Standlake Museum Resources Centre is run by Oxfordshire County Council and the organisation works closely with local museums such as Abingdon, Banbury and the Museum of Oxford. There are over sixty thousand items at the Store and tasks relating to documentation, photography, design and conservation are part of the work undertaken at the Centre.
Many of the textile items are stored in air-conditioned facilities or in the main storage area at the Centre. Public advice is offered regarding conservation of textiles. There are two ‘Open Days’ each year and the public can visit to view items in the research collections. The centre also carries out commercial work. Study Days are organised to enable students to learn skills such as leather working. The Centre is able to offer loans to museums and local organisations.
A diverse textile collection including shoes, gloves, dresses, coats etc. is held at the Store. It is policy to expand the collection adding items such as ‘Oxford Bag’ trousers if they became available. Parts of the collection reflect the work of local industries such as glove or blanket making enterprises.
Items contained within the collection that display a Bicester theme include a pin cushion, lace bobbin and wedding dress owned by Mrs Busby of Lawn Farm and dating from 1914. There are English Civil War collections that feature a buff coat, a Baldrick, saddle, pistol holders, shoes and a hat.
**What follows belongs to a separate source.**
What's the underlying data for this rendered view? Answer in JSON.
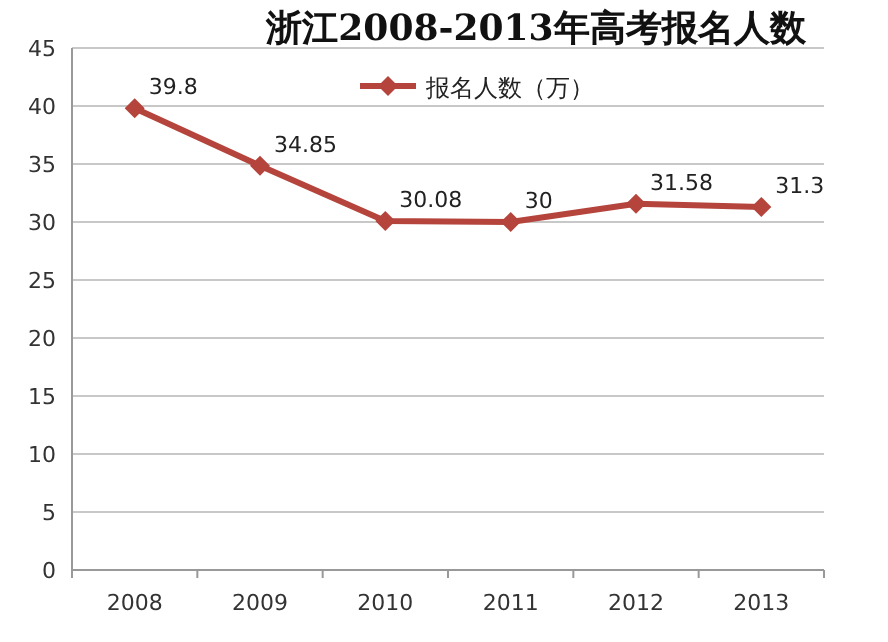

Significant items were obtained when the Witney Blanket making industry closed.
Much of the work of the textile conservationists centres on the preventative conservation of items. The storage environment is controlled. Light levels are maintained at subdued levels to prevent fading. Pests attracted to wool, silk, fur, feathers or skins can be frozen at -40 degrees centigrade or destroyed in the nitrogen tank. Care is taken to store items carefully in shoe boxes, using padded coat hangers or costume covers. Items are carefully labelled to reflect the collection number, date acquired, material types or associations with people and places.
Recent acquisitions to the collection have included a Scout Uniform dating from 1910 from Bicester and a Head Warden’s Civil Defence from the Second World War.
Samantha answered questions at the completion of her talk. The Meeting closed at 9:10 pm.